Even though the Federal Communications Commission has repeatedly said that wireless and landline phone providers are allowed to offer robocall-blocking services to their customers, some carriers have continued to incorrectly insist — and provide misinformation to consumers — that they simply don’t have the authority to deploy this technology. In an effort to make things clear once and for all, FCC Chair Tom Wheeler has sent letters to these companies that there are no regulatory roadblocks stopping them from helping their customers stop annoying — often illegal — automated and prerecorded robocalls.
“Nothing in the Commission’s rules and orders prevents [phone companies] from offering customers robocall blocking technology,” writes Wheeler in letters to the chief executives at AT&T, CenturyLink, Frontier, Sprint, T-Mobile, U.S. Cellular, and Verizon. “I strongly urge you to offer your customers robust call blocking at no cost.”
Between the Do Not Call List and rules prohibiting private robocallers from sending prerecorded messages or texts without having received prior consent, robocalling as a legitimate-but-annoying telemarketing tool has virtually disappeared. Yet complaints about robocalls continue to grow in number, indicating that most of these calls are being placed illegally, often by scammers.
In spite of this, many in the telecom industry have been reluctant to deploy robocall blockers, citing technological issues and raising concerns that all existing blockers could inadvertently block legitimate calls from going through.
“We understand that providers do not want to block calls without their customers’ permission,” writes Wheeler in his letters to the telecom CEOs. “We agree and said as much last summer — consumers should only opt into any blocking/filtering solution after the provider has given them an understanding of the solution’s capabilities.”
Wheeler also takes issue with the telecom industry’s stance that blockers should be put on hold until new Caller ID authentication standards are in place, saying that “is not a valid excuse to delay” deployment.
“We agree that work on authentication standards is important and urge you and other providers to help accelerate the development of such standards, he writes. “But this work should not come at the expense of offering consumers robocall blocking solutions now.”
In addition to writing the telecom CEOs, Wheeler has written separate letters to execs at companies like Level 3 and Bandwidth.com that provide the important backbone of the internet, connecting your local broadband network to the rest of the world. More relevant to this discussion, these companies connect internet phone services like FiOS and Xfinity to the phone companies.

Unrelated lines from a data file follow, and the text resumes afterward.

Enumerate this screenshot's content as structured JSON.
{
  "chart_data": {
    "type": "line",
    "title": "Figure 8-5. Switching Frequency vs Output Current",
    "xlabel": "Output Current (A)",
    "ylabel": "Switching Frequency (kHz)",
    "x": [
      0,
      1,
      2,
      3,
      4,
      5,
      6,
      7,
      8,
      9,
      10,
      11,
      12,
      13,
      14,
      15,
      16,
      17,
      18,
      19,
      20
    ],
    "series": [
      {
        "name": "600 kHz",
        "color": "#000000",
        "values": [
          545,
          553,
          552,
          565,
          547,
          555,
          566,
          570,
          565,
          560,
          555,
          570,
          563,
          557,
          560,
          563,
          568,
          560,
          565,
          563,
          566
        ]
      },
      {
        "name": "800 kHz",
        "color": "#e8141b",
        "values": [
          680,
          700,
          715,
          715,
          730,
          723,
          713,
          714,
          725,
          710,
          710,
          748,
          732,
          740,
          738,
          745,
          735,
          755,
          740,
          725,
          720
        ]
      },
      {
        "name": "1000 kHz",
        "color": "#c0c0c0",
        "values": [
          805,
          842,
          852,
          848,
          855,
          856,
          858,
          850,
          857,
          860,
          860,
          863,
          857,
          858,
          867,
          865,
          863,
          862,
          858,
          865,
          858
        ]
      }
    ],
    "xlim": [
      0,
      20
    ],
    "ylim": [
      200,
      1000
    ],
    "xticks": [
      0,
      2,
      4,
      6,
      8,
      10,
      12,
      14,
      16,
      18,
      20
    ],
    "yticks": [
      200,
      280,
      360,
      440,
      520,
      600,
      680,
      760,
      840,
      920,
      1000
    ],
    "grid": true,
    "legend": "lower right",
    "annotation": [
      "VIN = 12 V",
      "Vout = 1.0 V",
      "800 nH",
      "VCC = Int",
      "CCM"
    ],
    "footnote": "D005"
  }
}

In these letters, Wheeler calls for companies to maintain the integrity of Caller ID information as calls get passed from network to network. Many scam robocallers use fake “spoofed” numbers and then route their calls through multiple networks, making it very difficult to trace it back to the source.
Additionally, the letters ask Level 3 and Bandwidth to help improve caller ID authentication by creating a “Do-Not-Originate” list.
“The Do-Not-Originate list would allow domestic entities that are regularly impersonated by caller ID spoofing, such as government agencies, financial institutions, or health care facilities, to register their outbound numbers in a database,” explains Wheeler. “If a call from one of these numbers reaches a gateway from outside the United States, it could be marked as suspicious or blocked, likely significantly reducing fraud.”
Both the phone providers and the backbone providers have been given 30 days to reply to Wheeler’s letter.
Wheeler is in a bit of a pickle with regard to robocalls. On one front, lawmakers, consumer advocates, and the American people have pushed the FCC to help expedite robocall blocking. At the same time, the FCC has the unenviable task of having to figure out new Congressionally mandated rules that would allow the federal government — and certain companies that work for the government — to make debt-collection robocalls.
That would be almost like asking the USDA to tighten up beef safety standards while simultaneously figuring out how to let the federal government sell contaminated beef.
To that end, the FCC has proposed rules it contends will minimize the annoyance of these unwanted calls — like putting a cap on the number calls a collector can make to an alleged debtor each month; requiring that collectors’ messages make it clear that the debtor has a right to request that the calls stop; and barring collectors from placing robocalls to friends or family members of the debtor.